First contracts awarded for Greater Manchester's new transport network
Buses in Wigan, Bolton, Salford and Bury will be the first to be transformed
Last updated 23rd Dec 2022
The first contracts, signalling the start of local authority control of Greater Manchester's buses, have been awarded.
Go North West and Diamond have been announced as the firms that will run services across Wigan and Bolton from September 2024.
It's part of the Mayor of Greater Manchester, Andy Burnham's plans to created a "London-style transport system" across the region where bus, tram and train travel are more joined up.
Mr Burnham has pushed through a franchising model, opposed by bus operators, where control over fares, timetables and services is moved away from transport firms and placed in public hands.
"The public should be in control of their bus system and finally they will be," he said.
"This is a big statement of our collective ambition for our city region.
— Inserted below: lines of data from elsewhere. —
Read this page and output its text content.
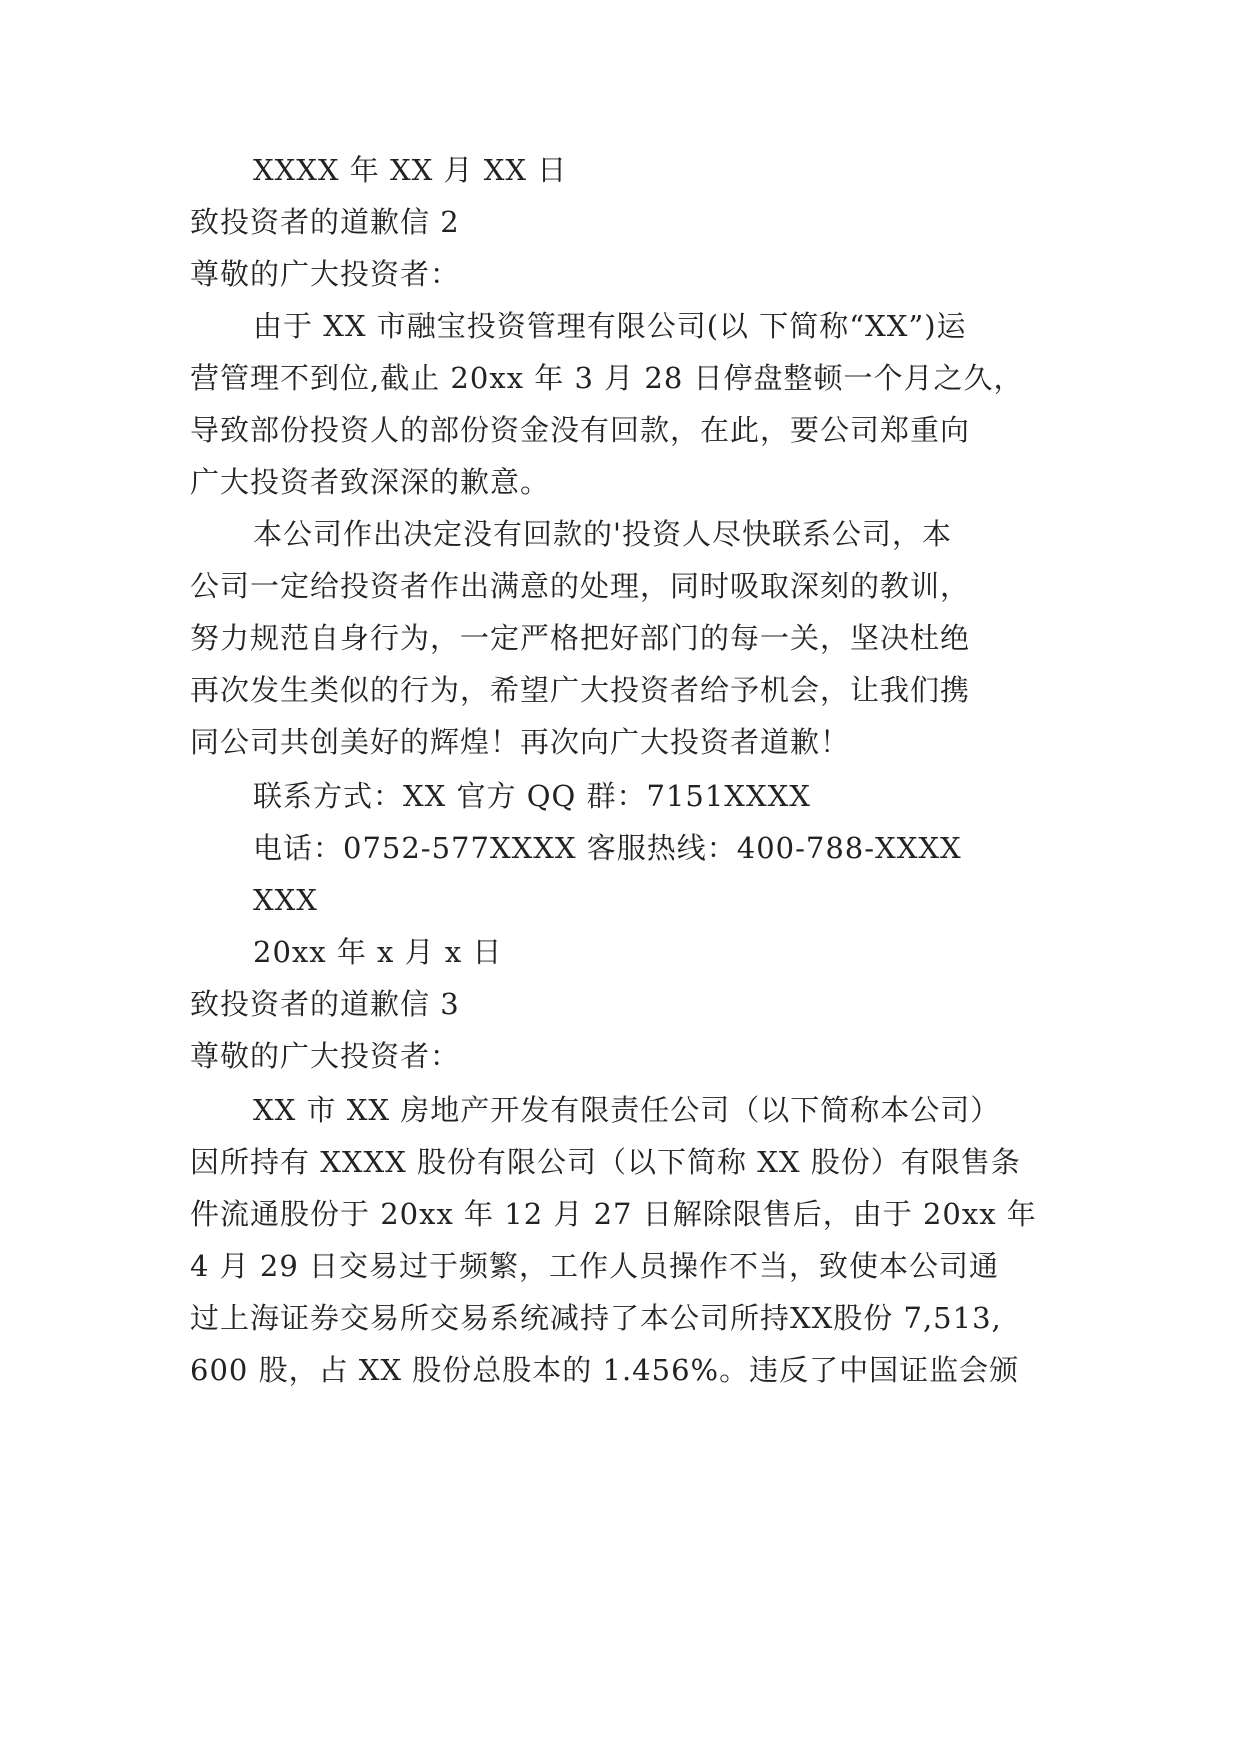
XXXX 年 XX 月 XX 日
致投资者的道歉信 2
尊敬的广大投资者：
由于 XX 市融宝投资管理有限公司(以 下简称“XX”)运
营管理不到位,截止 20xx 年 3 月 28 日停盘整顿一个月之久，
导致部份投资人的部份资金没有回款，在此，要公司郑重向
广大投资者致深深的歉意。
本公司作出决定没有回款的'投资人尽快联系公司，本
公司一定给投资者作出满意的处理，同时吸取深刻的教训，
努力规范自身行为，一定严格把好部门的每一关，坚决杜绝
再次发生类似的行为，希望广大投资者给予机会，让我们携
同公司共创美好的辉煌！再次向广大投资者道歉！
联系方式：XX 官方 QQ 群：7151XXXX
电话：0752-577XXXX 客服热线：400-788-XXXX
XXX
20xx 年 x 月 x 日
致投资者的道歉信 3
尊敬的广大投资者：
XX 市 XX 房地产开发有限责任公司（以下简称本公司）
因所持有 XXXX 股份有限公司（以下简称 XX 股份）有限售条
件流通股份于 20xx 年 12 月 27 日解除限售后，由于 20xx 年
4 月 29 日交易过于频繁，工作人员操作不当，致使本公司通
过上海证券交易所交易系统减持了本公司所持XX股份 7,513,
600 股，占 XX 股份总股本的 1.456%。违反了中国证监会颁
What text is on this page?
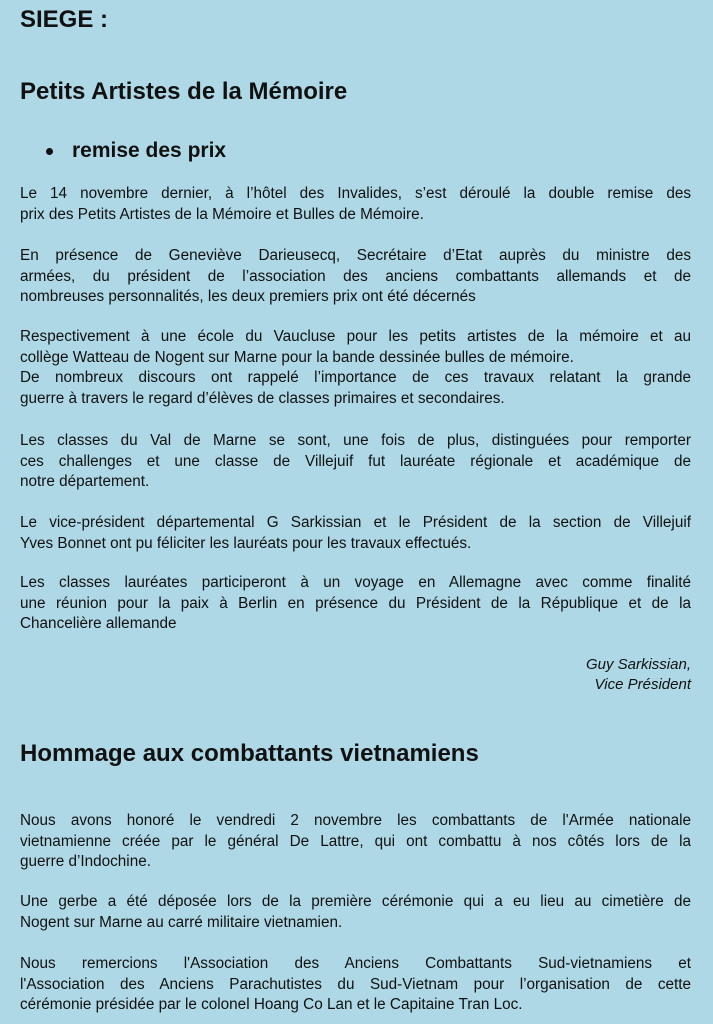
SIEGE :
Petits Artistes de la Mémoire
remise des prix

Le 14 novembre dernier, à l’hôtel des Invalides, s’est déroulé la double remise des
prix des Petits Artistes de la Mémoire et Bulles de Mémoire.

En présence de Geneviève Darieusecq, Secrétaire d’Etat auprès du ministre des
armées, du président de l’association des anciens combattants allemands et de
nombreuses personnalités, les deux premiers prix ont été décernés

Respectivement à une école du Vaucluse pour les petits artistes de la mémoire et au
collège Watteau de Nogent sur Marne pour la bande dessinée bulles de mémoire.
De nombreux discours ont rappelé l’importance de ces travaux relatant la grande
guerre à travers le regard d’élèves de classes primaires et secondaires.

Les classes du Val de Marne se sont, une fois de plus, distinguées pour remporter
ces challenges et une classe de Villejuif fut lauréate régionale et académique de
notre département.

Le vice-président départemental G Sarkissian et le Président de la section de Villejuif
Yves Bonnet ont pu féliciter les lauréats pour les travaux effectués.

Les classes lauréates participeront à un voyage en Allemagne avec comme finalité
une réunion pour la paix à Berlin en présence du Président de la République et de la
Chancelière allemande

Guy Sarkissian,
Vice Président
Hommage aux combattants vietnamiens

Nous avons honoré le vendredi 2 novembre les combattants de l'Armée nationale
vietnamienne créée par le général De Lattre, qui ont combattu à nos côtés lors de la
guerre d’Indochine.

Une gerbe a été déposée lors de la première cérémonie qui a eu lieu au cimetière de
Nogent sur Marne au carré militaire vietnamien.

Nous remercions l'Association des Anciens Combattants Sud-vietnamiens et
l'Association des Anciens Parachutistes du Sud-Vietnam pour l’organisation de cette
cérémonie présidée par le colonel Hoang Co Lan et le Capitaine Tran Loc.
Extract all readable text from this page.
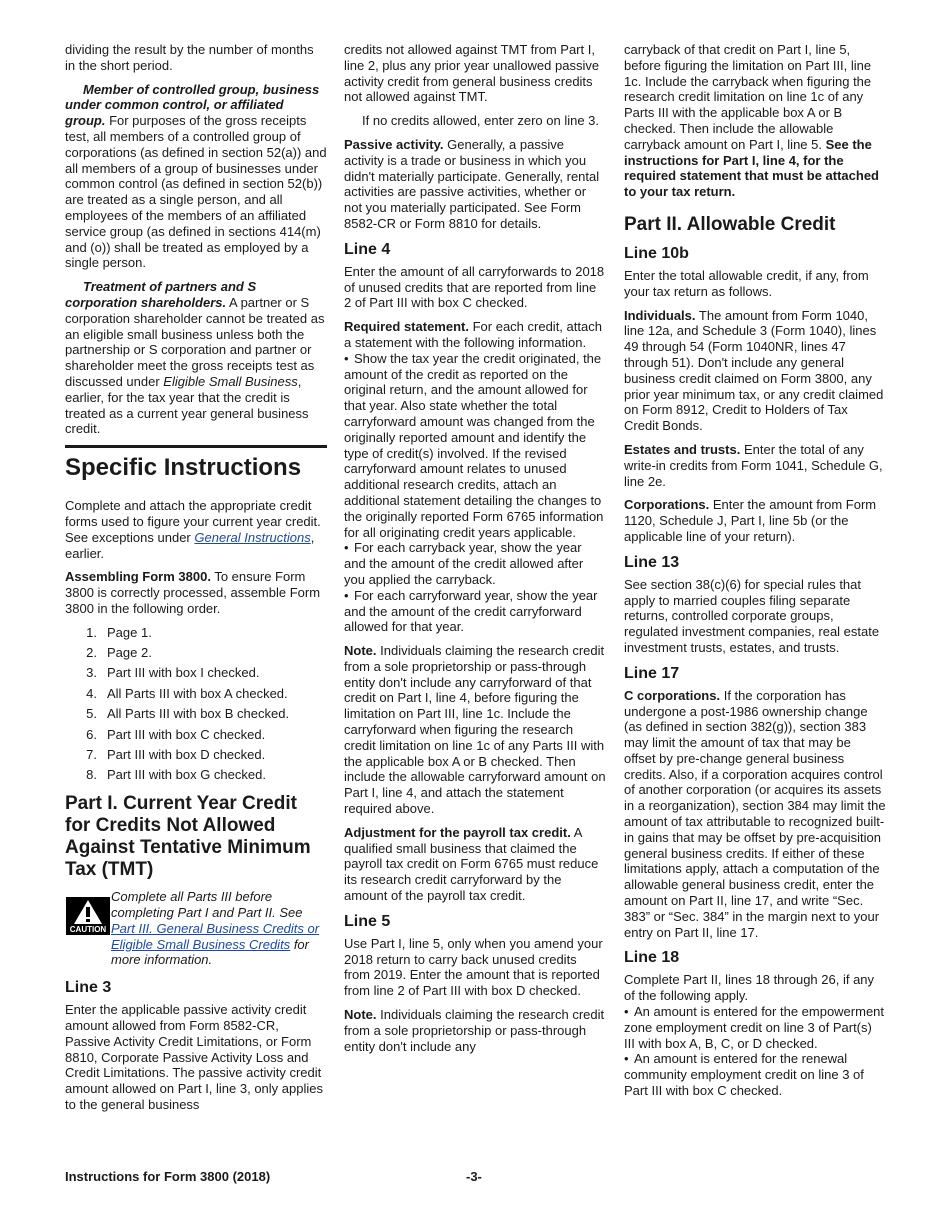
dividing the result by the number of months in the short period.

Member of controlled group, business under common control, or affiliated group. For purposes of the gross receipts test, all members of a controlled group of corporations (as defined in section 52(a)) and all members of a group of businesses under common control (as defined in section 52(b)) are treated as a single person, and all employees of the members of an affiliated service group (as defined in sections 414(m) and (o)) shall be treated as employed by a single person.

Treatment of partners and S corporation shareholders. A partner or S corporation shareholder cannot be treated as an eligible small business unless both the partnership or S corporation and partner or shareholder meet the gross receipts test as discussed under Eligible Small Business, earlier, for the tax year that the credit is treated as a current year general business credit.

Specific Instructions

Complete and attach the appropriate credit forms used to figure your current year credit. See exceptions under General Instructions, earlier.

Assembling Form 3800. To ensure Form 3800 is correctly processed, assemble Form 3800 in the following order.

1. Page 1.
2. Page 2.
3. Part III with box I checked.
4. All Parts III with box A checked.
5. All Parts III with box B checked.
6. Part III with box C checked.
7. Part III with box D checked.
8. Part III with box G checked.
Part I. Current Year Credit for Credits Not Allowed Against Tentative Minimum Tax (TMT)
CAUTION
Complete all Parts III before completing Part I and Part II. See Part III. General Business Credits or Eligible Small Business Credits for more information.
Line 3

Enter the applicable passive activity credit amount allowed from Form 8582-CR, Passive Activity Credit Limitations, or Form 8810, Corporate Passive Activity Loss and Credit Limitations. The passive activity credit amount allowed on Part I, line 3, only applies to the general business

credits not allowed against TMT from Part I, line 2, plus any prior year unallowed passive activity credit from general business credits not allowed against TMT.

If no credits allowed, enter zero on line 3.

Passive activity. Generally, a passive activity is a trade or business in which you didn't materially participate. Generally, rental activities are passive activities, whether or not you materially participated. See Form 8582-CR or Form 8810 for details.

Line 4

Enter the amount of all carryforwards to 2018 of unused credits that are reported from line 2 of Part III with box C checked.

Required statement. For each credit, attach a statement with the following information.

• Show the tax year the credit originated, the amount of the credit as reported on the original return, and the amount allowed for that year. Also state whether the total carryforward amount was changed from the originally reported amount and identify the type of credit(s) involved. If the revised carryforward amount relates to unused additional research credits, attach an additional statement detailing the changes to the originally reported Form 6765 information for all originating credit years applicable.

• For each carryback year, show the year and the amount of the credit allowed after you applied the carryback.

• For each carryforward year, show the year and the amount of the credit carryforward allowed for that year.

Note. Individuals claiming the research credit from a sole proprietorship or pass-through entity don't include any carryforward of that credit on Part I, line 4, before figuring the limitation on Part III, line 1c. Include the carryforward when figuring the research credit limitation on line 1c of any Parts III with the applicable box A or B checked. Then include the allowable carryforward amount on Part I, line 4, and attach the statement required above.

Adjustment for the payroll tax credit. A qualified small business that claimed the payroll tax credit on Form 6765 must reduce its research credit carryforward by the amount of the payroll tax credit.

Line 5

Use Part I, line 5, only when you amend your 2018 return to carry back unused credits from 2019. Enter the amount that is reported from line 2 of Part III with box D checked.

Note. Individuals claiming the research credit from a sole proprietorship or pass-through entity don't include any

carryback of that credit on Part I, line 5, before figuring the limitation on Part III, line 1c. Include the carryback when figuring the research credit limitation on line 1c of any Parts III with the applicable box A or B checked. Then include the allowable carryback amount on Part I, line 5. See the instructions for Part I, line 4, for the required statement that must be attached to your tax return.

Part II. Allowable Credit
Line 10b

Enter the total allowable credit, if any, from your tax return as follows.

Individuals. The amount from Form 1040, line 12a, and Schedule 3 (Form 1040), lines 49 through 54 (Form 1040NR, lines 47 through 51). Don't include any general business credit claimed on Form 3800, any prior year minimum tax, or any credit claimed on Form 8912, Credit to Holders of Tax Credit Bonds.

Estates and trusts. Enter the total of any write-in credits from Form 1041, Schedule G, line 2e.

Corporations. Enter the amount from Form 1120, Schedule J, Part I, line 5b (or the applicable line of your return).

Line 13

See section 38(c)(6) for special rules that apply to married couples filing separate returns, controlled corporate groups, regulated investment companies, real estate investment trusts, estates, and trusts.

Line 17

C corporations. If the corporation has undergone a post-1986 ownership change (as defined in section 382(g)), section 383 may limit the amount of tax that may be offset by pre-change general business credits. Also, if a corporation acquires control of another corporation (or acquires its assets in a reorganization), section 384 may limit the amount of tax attributable to recognized built-in gains that may be offset by pre-acquisition general business credits. If either of these limitations apply, attach a computation of the allowable general business credit, enter the amount on Part II, line 17, and write “Sec. 383” or “Sec. 384” in the margin next to your entry on Part II, line 17.

Line 18

Complete Part II, lines 18 through 26, if any of the following apply.

• An amount is entered for the empowerment zone employment credit on line 3 of Part(s) III with box A, B, C, or D checked.

• An amount is entered for the renewal community employment credit on line 3 of Part III with box C checked.

Instructions for Form 3800 (2018)	-3-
When fully in place it will take Greater Manchester up another level."
From September 2023, only two bus companies Go North West and Diamond Buses, will be able to run services in Bolton, Wigan and parts of Salford and Bury.
No job losses will be involved, Mr Burnham said, and the new system will give public control over fares, routes and frequencies, with financial penalties for poor performance written into the five-year contracts for services, provided by 50 new electric powered buses, all with the same Bee Network, yellow livery.
The same changes will roll out across Greater Manchester, in Rochdale and Oldham in March 2024 and Manchester, Trafford, Stockport and Tameside in January 2025, providing the UK's first "zero carbon" public transport system.
Mr Burnham has already introduced a £2 cap for a single bus journey, £1 for children, or £5 all-day travel ticket and called on the public to "get on-board" to back public transport.
He added: "The more people use public transport, even now, they will be helping us shore up the finances behind the Bee Network."
The mayor has pushed through a franchising model for bus services in the region, after what he called a "36-year fight" to bring them back under public control following deregulation under the Thatcher government in the 1980s.
Currently the region has an estimated 830 bus services run by 30 operators with 150 different ticket types with some routes near universities and city and town centres over-supplied and more rural areas are under-supplied.